14À la fin des années 1950, les compagnies de disques spécialisées dans le jazz sont donc devenues de grandes entreprises ; grâce à elles, le jazz possède désormais un relais de poids dans l’industrie du disque et le grand public dispose de nombreux disques parus aux États-Unis sans passer par le circuit compliqué et coûteux des petites associations de vente par correspondance. D’autre part, grâce à leur stratégie musico-commerciale rapidement imitée par leurs concurrentes, mais aussi grâce à la « division du travail » [23] culturel qu’elles mettent en place et dont témoigne l’apparition de nouvelles professions qui vont prendre une importance croissante, la musique noire américaine infiltre le secteur de la variété française qu’elle contribue à renouveler en profondeur. L’industrie du disque entre donc ainsi dans une logique caractérisée par la complexification de la chaîne menant de la production à la diffusion, et le jazz en est l’un des premiers bénéficiaires.

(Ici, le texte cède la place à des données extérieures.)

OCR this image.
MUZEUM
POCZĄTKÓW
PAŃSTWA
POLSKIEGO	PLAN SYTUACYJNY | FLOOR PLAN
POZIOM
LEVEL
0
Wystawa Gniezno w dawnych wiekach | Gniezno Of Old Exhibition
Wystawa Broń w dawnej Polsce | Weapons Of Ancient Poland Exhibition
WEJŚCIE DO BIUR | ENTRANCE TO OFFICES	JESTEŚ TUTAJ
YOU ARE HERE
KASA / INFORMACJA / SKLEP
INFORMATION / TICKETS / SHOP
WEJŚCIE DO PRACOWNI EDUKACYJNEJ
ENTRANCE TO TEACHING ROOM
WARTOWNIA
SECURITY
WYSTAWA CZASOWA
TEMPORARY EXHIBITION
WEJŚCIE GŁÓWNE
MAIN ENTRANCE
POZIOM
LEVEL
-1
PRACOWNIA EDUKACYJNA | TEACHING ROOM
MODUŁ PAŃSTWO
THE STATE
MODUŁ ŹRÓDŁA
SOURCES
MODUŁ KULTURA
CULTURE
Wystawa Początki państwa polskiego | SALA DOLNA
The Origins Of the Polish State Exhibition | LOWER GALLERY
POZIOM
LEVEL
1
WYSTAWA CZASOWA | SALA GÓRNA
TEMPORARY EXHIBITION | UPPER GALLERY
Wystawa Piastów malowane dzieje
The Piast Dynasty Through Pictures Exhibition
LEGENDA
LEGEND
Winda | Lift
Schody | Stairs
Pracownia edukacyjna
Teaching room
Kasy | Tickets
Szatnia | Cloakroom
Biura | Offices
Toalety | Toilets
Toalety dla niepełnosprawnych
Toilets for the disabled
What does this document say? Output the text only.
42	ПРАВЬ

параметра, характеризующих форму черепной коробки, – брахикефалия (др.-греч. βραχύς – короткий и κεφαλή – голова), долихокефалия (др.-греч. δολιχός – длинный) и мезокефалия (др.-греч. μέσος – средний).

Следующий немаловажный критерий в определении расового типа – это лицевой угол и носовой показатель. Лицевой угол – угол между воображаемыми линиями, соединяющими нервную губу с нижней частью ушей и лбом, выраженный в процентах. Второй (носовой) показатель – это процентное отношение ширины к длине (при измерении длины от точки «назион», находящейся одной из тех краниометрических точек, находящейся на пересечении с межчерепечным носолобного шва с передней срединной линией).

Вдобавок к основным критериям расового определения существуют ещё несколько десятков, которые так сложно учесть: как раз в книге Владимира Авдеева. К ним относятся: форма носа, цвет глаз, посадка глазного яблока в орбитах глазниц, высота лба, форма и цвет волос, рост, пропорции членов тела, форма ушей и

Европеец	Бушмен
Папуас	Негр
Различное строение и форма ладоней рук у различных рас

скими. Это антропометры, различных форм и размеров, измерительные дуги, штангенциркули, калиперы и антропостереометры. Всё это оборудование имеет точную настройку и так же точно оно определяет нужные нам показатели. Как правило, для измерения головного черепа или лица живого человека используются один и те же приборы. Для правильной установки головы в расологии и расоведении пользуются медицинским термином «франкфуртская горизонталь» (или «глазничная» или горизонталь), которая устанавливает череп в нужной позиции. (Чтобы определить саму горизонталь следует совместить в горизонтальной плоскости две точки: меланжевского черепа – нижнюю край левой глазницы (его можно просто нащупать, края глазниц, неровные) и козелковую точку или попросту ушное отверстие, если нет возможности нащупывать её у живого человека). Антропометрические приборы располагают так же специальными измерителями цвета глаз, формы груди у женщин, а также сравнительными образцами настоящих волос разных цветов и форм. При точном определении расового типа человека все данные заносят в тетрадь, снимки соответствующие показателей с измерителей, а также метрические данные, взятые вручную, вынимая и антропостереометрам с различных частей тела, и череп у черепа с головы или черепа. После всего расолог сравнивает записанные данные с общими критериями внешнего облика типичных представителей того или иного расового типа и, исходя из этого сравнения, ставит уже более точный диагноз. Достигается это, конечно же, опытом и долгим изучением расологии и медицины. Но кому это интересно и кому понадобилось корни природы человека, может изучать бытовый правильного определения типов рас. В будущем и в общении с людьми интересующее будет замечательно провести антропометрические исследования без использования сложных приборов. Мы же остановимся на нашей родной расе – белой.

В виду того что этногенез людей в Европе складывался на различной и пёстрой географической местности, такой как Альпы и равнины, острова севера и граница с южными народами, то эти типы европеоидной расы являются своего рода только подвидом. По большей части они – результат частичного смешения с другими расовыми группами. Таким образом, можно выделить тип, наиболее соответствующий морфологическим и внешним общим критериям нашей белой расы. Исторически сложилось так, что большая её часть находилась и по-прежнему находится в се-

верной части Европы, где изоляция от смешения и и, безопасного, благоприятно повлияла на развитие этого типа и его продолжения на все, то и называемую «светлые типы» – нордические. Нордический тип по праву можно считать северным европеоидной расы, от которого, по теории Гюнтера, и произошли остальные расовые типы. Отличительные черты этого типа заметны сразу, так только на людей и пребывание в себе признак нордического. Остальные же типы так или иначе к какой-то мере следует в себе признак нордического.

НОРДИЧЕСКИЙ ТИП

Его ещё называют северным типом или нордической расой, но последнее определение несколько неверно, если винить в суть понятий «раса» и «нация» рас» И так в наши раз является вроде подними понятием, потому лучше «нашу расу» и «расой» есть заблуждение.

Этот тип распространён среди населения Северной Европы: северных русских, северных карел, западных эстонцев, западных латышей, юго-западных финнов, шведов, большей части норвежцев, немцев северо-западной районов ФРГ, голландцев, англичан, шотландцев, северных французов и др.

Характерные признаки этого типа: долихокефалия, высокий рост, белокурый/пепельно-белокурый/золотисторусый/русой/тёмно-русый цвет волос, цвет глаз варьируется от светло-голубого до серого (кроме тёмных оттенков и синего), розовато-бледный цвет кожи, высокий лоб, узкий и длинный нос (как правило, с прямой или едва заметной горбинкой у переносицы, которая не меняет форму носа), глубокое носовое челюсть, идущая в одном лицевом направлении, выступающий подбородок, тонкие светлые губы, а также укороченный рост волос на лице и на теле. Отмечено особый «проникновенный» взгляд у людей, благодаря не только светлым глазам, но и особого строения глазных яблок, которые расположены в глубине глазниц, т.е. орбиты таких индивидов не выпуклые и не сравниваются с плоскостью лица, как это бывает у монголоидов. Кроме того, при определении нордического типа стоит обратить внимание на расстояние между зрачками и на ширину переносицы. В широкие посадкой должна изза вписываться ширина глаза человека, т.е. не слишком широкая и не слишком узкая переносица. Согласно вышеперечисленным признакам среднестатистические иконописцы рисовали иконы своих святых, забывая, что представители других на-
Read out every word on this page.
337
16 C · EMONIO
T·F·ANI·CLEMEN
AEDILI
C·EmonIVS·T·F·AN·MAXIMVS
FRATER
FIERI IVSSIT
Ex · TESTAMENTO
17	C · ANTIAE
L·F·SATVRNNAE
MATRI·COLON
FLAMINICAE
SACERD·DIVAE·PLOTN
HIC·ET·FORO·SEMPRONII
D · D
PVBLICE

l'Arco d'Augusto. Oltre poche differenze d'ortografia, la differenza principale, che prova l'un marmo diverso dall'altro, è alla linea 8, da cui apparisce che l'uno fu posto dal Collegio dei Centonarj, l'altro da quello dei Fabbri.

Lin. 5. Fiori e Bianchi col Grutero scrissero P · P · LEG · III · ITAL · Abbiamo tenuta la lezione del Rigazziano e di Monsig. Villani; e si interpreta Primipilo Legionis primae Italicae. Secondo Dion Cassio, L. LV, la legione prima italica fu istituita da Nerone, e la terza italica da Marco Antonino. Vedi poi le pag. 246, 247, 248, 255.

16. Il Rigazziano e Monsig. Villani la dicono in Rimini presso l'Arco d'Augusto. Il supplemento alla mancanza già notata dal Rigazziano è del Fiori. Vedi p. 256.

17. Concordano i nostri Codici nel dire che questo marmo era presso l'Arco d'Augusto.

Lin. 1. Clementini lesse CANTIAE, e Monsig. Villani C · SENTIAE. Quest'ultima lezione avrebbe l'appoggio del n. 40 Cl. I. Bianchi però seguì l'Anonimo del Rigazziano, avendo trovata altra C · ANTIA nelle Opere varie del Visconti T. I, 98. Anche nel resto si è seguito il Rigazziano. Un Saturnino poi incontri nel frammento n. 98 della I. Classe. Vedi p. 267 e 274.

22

C’est dire si la connaissance de la culture de masse gagnerait à faire une place à l’histoire des compagnies discographiques qui y jouent un rôle capital mais n’ont guère suscité l’intérêt jusqu’à présent [24].
La médiatisation
15La place croissante prise par les médias dans la diffusion du jazz est aussi une caractéristique majeure de l’après-guerre. Le premier signe en est l’ouverture de la presse générale à la musique noire américaine, sous la pression de nombreux amateurs qui conquièrent ça et là des rubriques régulières : ainsi Boris Vian en 1947 dans Combat ou Pierre Drouin au Monde l’année suivante. Au début des années 1950, le jazz est bien installé dans la presse écrite, aussi bien quotidienne (outre les deux titres déjà mentionnés, citons France-Soir, Franc-Tireur, Le Figaro ou Paris-Presse) qu’hebdomadaire (on citera des périodiques aussi différents qu’Arts, Les Lettres françaises, Paris-Match, Images musicales, Action, L’Express), tandis que de très sérieuses revues comme Les Temps modernes ménagent épisodiquement une place à la musique noire américaine. Même la presse à scandale accorde de temps à autre ses faveurs à la vie privée de quelques artistes de jazz, signe par excellence que leur notoriété a largement dépassé le cercle des amateurs [25].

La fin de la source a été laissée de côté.